Seamanship Quotation

“In political activity, then, men sail a boundless and bottomless sea; there is neither harbour for shelter nor floor for anchorage, neither starting-place nor appointed destination.”
— from Michael Oakeshott's
Political Education” (1951)

Wednesday, December 14, 2011

Why Canadian politics can’t be taken too seriously?

Political observers in Canada are in a state of smug unease.
Their pollsters claim that Canadians think the country’s “on the right track.” Separatism in the regions is acting dead. All the growing problems—demographic, economic, and environmental—are still looming, and if something controversial had to be done, a majority government is in place to do it decisively.
Nevertheless, year-end political conversations are laced with worry: why is talk in Ottawa so listless and boring? Where are the aggressive idealists with new ideas to shame the incrementalists? Why are young adults—who are extraordinarily worried about the future—so apathetic about the country’s political affairs? Why are there literally no promising, experienced, dangerous, or naive Canadians running openly for the leadership of Canada’s time-tested instrument of political innovation—the Liberal Party? 
The explanations of the moment are unimpressive. Canadian politicians are as “authentic” today as ever. The country’s majority prime minister dominates Ottawa but has no mind-numbing influence elsewhere. The housing market hasn’t collapsed; the middle class doesn’t feel much poorer. But, there are plenty of things going on elsewhere that scare Canadians.
Richard Gwyn, columnist and author of several great dramas about Canadian politics, offered a dangerously basic explanation in a Toronto Star column entitled “Much ado about nothing in Canadian Politics.” His picture of Canada’s politics was “destabilized” by the whisper of a retired Ottawa mandarin:
“While we were discussing some current issue he, once a senior deputy minister, remarked casually, “During all my years in the civil service, I never took Canadian politics the least seriously.”
“First came surprise. Then a certain annoyance at his blithe dismissal of an activity we’d both for so long treated as important (he outwardly).
“Afterwards came the uneasy thought that maybe he’d blurted out a truth as obvious as that of the small boy about the naked emperor parading past him.
“Does it in fact make the least difference to the way most Canadians live most of the time whether the government of the day is Conservative or Liberal or, maybe one year or other, New Democrat?”
Gwyn goes on to outline the cozy constraints on Canada’s federation and concludes that its politics are merely “competent house-keeping.” Gwyn acknowledges that he’s probably always taken it all too seriously.
Actually, Gwyn just took Ottawa too seriously.
“Democratic politics is about choice.” Gwyn points out, “But if we have no politics, how can we make choices?”
Political choices only really matter, however, where there is political power.

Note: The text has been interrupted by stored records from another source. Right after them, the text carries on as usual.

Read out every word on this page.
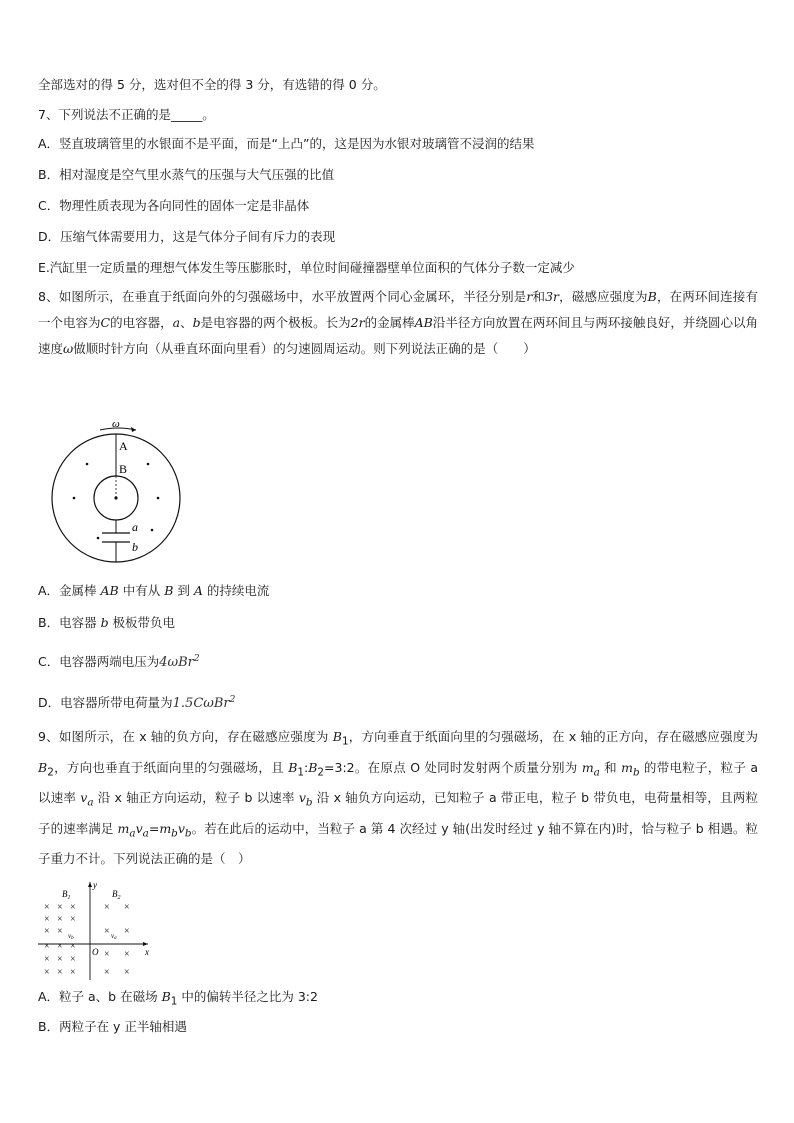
全部选对的得 5 分，选对但不全的得 3 分，有选错的得 0 分。
7、下列说法不正确的是_____。
A．竖直玻璃管里的水银面不是平面，而是“上凸”的，这是因为水银对玻璃管不浸润的结果
B．相对湿度是空气里水蒸气的压强与大气压强的比值
C．物理性质表现为各向同性的固体一定是非晶体
D．压缩气体需要用力，这是气体分子间有斥力的表现
E.汽缸里一定质量的理想气体发生等压膨胀时，单位时间碰撞器壁单位面积的气体分子数一定减少
8、如图所示，在垂直于纸面向外的匀强磁场中，水平放置两个同心金属环，半径分别是r和3r，磁感应强度为B，在两环间连接有一个电容为C的电容器，a、b是电容器的两个极板。长为2r的金属棒AB沿半径方向放置在两环间且与两环接触良好，并绕圆心以角速度ω做顺时针方向（从垂直环面向里看）的匀速圆周运动。则下列说法正确的是（　　）
ω
A
B
a
b
A．金属棒 AB 中有从 B 到 A 的持续电流
B．电容器 b 极板带负电
C．电容器两端电压为4ωBr$^2$
D．电容器所带电荷量为1.5CωBr$^2$
9、如图所示，在 x 轴的负方向，存在磁感应强度为 $B_1$，方向垂直于纸面向里的匀强磁场，在 x 轴的正方向，存在磁感应强度为 $B_2$，方向也垂直于纸面向里的匀强磁场，且 $B_1:B_2=3:2$。在原点 O 处同时发射两个质量分别为 $m_a$ 和 $m_b$ 的带电粒子，粒子 a 以速率 $v_a$ 沿 x 轴正方向运动，粒子 b 以速率 $v_b$ 沿 x 轴负方向运动，已知粒子 a 带正电，粒子 b 带负电，电荷量相等，且两粒子的速率满足 $m_av_a=m_bv_b$。若在此后的运动中，当粒子 a 第 4 次经过 y 轴(出发时经过 y 轴不算在内)时，恰与粒子 b 相遇。粒子重力不计。下列说法正确的是（　）
y
x
O
$B_1$	$B_2$
vb	va
× × ×
× × ×
× ×
× × ×
× × ×
× × ×
× ×
× ×
× ×
× ×
A．粒子 a、b 在磁场 $B_1$ 中的偏转半径之比为 3:2
B．两粒子在 y 正半轴相遇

Democratic federal capitals exist, not to keep the people at a distance and build sophisticated bureaucracies, but to assemble enough power in one place to make a significant difference.
Young people today haven’t retreated back to the village square. Indeed, they are highly interested in global affairs and the politics of those capitals that hold real power. Ottawa doesn’t and, so, increasingly, it’s not their destination.
Half the battle to restore politics amongst Canada’s very political population is to acknowledge, as Gwyn nearly has, that the idea of a “strong central government” for Canada is a distraction—not because more power should go down to the provinces, but because Canadians have invested in the wrong capital.
Ottawa isn’t more powerful than the sum of Canada’s parts. Indeed, Canadians would individually have more influence on real power—and real choices—if they were full-fledged citizens of a North American federation.